You Can Code Like Us

Ever wonder what it's actually like to write code at a place like Cognithorz? Is it a dark room full of geniuses typing Matrix-style code onto a dozen monitors? Well, we have snacks and natural light, so not quite.

Key Takeaways

  • Our coding process emphasizes understanding before implementation
  • We use pair programming and code reviews to maintain quality
  • Testing and documentation are first-class citizens in our workflow
  • We believe in continuous learning and knowledge sharing

Step 1: The "Why" Before the "Write"

No one just starts coding. It always begins with a conversation. We huddle (in person or on Zoom) and whiteboard the problem. We ask dumb questions. We debate approaches. The goal is to get to a shared understanding of what we're building and why before a single key is pressed. This saves us from days of wasted effort.

Our Mantra

Make it work, make it right, make it fast — in that order.

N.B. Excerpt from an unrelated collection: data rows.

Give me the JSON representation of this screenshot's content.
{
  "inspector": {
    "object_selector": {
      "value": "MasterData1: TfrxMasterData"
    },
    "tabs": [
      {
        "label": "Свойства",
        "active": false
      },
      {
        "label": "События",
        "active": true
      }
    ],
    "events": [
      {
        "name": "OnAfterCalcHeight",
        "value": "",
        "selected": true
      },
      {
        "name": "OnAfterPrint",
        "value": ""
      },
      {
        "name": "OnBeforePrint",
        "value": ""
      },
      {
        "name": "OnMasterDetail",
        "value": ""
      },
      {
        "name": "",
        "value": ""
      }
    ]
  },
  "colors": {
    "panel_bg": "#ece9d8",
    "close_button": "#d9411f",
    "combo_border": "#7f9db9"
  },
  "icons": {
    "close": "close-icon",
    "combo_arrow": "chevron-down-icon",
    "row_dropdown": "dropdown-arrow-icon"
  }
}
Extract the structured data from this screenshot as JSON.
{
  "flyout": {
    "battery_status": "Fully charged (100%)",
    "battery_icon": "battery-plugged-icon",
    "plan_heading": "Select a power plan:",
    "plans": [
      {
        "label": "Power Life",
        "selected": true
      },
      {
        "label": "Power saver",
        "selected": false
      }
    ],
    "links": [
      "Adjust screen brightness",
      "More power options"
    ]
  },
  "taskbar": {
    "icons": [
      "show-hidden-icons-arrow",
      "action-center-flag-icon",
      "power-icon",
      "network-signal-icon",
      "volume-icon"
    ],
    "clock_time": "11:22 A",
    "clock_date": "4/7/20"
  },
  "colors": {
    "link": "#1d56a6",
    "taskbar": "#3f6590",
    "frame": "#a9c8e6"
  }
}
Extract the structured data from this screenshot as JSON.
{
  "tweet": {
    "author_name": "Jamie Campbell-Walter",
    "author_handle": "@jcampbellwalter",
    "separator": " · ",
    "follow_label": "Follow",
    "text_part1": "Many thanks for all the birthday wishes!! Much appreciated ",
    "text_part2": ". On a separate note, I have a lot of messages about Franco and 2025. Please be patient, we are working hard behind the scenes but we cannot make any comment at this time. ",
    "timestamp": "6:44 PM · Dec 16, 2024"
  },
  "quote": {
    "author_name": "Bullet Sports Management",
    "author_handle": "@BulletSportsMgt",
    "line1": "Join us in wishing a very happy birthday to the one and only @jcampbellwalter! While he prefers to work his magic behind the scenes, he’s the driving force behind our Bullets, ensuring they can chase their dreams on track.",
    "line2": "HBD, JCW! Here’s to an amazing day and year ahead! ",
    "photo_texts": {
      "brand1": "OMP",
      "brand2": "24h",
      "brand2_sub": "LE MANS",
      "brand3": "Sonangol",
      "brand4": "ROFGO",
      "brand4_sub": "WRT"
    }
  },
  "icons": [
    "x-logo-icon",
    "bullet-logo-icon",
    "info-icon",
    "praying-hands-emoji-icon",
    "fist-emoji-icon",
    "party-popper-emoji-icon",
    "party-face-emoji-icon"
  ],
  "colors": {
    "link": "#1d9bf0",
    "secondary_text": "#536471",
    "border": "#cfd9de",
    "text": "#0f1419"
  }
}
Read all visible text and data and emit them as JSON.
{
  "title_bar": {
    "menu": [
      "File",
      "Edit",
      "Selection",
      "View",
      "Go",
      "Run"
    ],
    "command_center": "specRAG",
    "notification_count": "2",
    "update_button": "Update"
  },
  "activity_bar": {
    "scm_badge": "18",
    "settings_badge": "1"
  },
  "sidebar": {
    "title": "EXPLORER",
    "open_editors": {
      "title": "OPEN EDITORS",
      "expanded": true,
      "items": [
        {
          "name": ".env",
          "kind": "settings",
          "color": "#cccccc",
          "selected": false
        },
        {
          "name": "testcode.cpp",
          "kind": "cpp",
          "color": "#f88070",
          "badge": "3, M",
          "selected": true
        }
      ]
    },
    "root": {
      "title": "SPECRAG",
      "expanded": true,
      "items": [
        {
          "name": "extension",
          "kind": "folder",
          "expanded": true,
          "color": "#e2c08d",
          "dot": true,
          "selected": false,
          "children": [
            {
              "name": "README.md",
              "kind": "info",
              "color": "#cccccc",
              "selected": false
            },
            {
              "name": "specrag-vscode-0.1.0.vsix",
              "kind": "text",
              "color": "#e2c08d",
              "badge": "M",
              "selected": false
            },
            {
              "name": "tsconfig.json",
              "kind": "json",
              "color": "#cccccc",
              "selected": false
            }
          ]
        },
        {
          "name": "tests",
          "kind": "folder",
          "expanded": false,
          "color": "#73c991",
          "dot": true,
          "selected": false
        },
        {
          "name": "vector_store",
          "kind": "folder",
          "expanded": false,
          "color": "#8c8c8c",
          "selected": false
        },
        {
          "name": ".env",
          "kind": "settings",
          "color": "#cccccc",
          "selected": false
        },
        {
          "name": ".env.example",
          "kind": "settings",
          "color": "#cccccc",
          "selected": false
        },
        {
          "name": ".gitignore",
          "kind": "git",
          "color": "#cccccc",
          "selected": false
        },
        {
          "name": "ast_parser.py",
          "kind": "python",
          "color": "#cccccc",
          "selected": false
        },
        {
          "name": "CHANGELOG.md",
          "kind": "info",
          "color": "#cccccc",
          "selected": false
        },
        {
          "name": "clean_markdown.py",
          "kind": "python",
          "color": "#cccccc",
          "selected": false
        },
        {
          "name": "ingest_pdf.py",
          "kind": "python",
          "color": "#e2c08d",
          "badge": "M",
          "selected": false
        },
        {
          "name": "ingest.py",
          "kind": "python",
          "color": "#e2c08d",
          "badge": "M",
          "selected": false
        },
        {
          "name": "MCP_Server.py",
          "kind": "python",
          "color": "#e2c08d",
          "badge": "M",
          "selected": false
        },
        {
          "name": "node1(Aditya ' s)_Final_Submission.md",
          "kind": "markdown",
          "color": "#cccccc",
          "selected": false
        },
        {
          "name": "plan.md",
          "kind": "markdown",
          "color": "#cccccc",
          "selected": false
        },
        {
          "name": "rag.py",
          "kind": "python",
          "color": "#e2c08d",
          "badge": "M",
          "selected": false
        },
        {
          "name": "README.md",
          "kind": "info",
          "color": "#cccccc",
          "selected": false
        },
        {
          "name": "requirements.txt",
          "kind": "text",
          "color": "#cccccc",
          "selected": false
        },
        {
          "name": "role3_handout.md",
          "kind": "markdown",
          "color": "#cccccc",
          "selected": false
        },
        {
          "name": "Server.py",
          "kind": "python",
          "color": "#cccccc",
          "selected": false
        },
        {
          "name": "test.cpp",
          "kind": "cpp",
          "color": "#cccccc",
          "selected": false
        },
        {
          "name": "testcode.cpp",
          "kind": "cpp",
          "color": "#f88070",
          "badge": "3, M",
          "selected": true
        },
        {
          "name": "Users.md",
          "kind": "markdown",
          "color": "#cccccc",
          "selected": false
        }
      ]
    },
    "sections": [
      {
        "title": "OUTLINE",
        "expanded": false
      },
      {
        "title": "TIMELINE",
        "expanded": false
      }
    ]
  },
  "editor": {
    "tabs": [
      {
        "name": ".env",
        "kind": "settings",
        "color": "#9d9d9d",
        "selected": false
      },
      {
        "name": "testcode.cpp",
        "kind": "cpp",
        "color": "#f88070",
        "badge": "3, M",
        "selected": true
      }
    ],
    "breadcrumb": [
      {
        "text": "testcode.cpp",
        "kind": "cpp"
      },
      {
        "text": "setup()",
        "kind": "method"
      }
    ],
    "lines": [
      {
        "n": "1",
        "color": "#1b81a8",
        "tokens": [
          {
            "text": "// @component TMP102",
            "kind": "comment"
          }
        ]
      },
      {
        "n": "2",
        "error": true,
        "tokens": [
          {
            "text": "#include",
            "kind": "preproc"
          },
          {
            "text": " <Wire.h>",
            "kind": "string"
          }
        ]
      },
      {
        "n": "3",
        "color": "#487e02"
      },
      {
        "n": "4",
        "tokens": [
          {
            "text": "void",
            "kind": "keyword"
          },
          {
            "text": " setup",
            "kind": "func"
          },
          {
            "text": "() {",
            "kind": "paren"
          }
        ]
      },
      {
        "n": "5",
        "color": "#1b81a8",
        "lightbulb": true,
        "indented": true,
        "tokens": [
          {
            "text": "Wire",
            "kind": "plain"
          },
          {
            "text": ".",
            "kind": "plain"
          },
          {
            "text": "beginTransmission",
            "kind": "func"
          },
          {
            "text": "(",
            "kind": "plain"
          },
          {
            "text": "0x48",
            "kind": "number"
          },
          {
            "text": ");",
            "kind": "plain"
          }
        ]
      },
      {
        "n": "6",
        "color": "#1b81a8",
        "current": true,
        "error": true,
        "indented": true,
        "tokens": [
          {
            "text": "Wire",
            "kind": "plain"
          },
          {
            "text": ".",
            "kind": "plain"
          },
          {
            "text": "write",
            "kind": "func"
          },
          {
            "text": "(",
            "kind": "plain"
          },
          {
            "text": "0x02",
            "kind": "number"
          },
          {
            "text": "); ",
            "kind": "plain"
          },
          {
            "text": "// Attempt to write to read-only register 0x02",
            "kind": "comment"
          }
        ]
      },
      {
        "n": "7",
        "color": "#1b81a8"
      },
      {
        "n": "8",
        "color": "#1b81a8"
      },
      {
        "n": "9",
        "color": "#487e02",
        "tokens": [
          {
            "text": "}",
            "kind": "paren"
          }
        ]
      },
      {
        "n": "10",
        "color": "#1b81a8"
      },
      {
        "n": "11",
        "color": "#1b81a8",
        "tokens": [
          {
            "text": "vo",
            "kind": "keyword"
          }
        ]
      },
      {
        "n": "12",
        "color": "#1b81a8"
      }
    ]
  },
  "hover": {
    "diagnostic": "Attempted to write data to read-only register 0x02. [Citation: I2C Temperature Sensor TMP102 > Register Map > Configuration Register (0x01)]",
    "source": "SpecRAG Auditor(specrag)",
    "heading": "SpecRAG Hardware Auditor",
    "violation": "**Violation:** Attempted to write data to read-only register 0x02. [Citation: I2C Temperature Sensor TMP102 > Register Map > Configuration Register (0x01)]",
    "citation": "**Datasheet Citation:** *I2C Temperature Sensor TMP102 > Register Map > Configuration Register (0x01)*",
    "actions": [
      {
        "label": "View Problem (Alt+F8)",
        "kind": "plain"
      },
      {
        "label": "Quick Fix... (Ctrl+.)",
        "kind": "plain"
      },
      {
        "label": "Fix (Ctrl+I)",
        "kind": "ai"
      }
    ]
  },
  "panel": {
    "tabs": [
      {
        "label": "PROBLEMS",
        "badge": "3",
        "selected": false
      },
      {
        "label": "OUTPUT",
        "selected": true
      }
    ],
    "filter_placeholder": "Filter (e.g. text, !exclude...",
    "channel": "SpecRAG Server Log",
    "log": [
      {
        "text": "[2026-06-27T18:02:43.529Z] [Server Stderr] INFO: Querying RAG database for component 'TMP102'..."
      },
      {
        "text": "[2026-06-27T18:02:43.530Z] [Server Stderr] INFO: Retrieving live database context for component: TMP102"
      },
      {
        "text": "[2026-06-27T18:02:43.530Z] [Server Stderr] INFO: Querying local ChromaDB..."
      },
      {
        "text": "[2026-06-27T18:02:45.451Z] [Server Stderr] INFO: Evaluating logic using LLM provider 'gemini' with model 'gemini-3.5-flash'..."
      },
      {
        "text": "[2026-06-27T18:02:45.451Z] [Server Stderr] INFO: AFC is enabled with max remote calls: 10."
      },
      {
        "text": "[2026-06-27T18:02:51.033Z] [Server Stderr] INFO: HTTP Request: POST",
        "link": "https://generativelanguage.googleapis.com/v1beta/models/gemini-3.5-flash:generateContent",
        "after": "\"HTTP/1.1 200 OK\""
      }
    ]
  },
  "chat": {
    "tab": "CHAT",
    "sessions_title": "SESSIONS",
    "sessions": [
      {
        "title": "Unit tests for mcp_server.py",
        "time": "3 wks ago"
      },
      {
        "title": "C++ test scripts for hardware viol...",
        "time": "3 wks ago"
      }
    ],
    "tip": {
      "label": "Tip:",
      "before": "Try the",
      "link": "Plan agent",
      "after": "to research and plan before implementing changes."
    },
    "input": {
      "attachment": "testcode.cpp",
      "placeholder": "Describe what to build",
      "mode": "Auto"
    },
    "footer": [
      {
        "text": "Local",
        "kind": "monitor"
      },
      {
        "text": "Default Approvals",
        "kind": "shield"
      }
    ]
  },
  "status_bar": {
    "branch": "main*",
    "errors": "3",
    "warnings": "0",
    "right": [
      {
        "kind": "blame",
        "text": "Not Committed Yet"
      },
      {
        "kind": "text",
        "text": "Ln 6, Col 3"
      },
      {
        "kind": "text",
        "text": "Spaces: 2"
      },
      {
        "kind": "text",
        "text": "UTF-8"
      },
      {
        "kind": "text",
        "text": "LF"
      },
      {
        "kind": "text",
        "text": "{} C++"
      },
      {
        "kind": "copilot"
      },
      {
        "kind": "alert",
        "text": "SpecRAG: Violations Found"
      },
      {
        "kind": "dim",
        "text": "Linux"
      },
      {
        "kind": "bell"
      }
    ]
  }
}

Step 2: The Smallest Possible Step

We're big fans of building the simplest, dumbest version of a thing first. We call it the "walking skeleton." Can we get data from point A to point B? Can we show a single result on a screen? Once that works, we start adding flesh to the bones. This iterative approach means we're always learning and adapting, instead of building a complex monolith for months only to find out it's wrong.

Step 3: The Pull Request Party (It's a Review, But Party Sounds Better)

Code isn't done when it works on your machine. It's done when another engineer on the team has reviewed it. We create Pull Requests (PRs) for every change, no matter how small. This isn't a criticism session; it's a collaboration. It's where we catch bugs, share knowledge, and maintain code quality. Comments like "Could we make this function name clearer?" or "Have you considered this edge case?" are how we make each other better.

Step 4: The Safety Net (a.k.a. Tests)

We write tests. Not because we're forced to, but because they give us the confidence to move fast without breaking things. Knowing that a suite of tests will catch most regressions means we can refactor and improve code fearlessly. It's our safety net.

The Real Secret Sauce

So, the secret to "coding like us" isn't a secret language or a mythical skill. It's this: Communication over pure brilliance. It's valuing clear, maintainable code over clever, convoluted hacks. It's believing that the best idea wins, no matter who it comes from.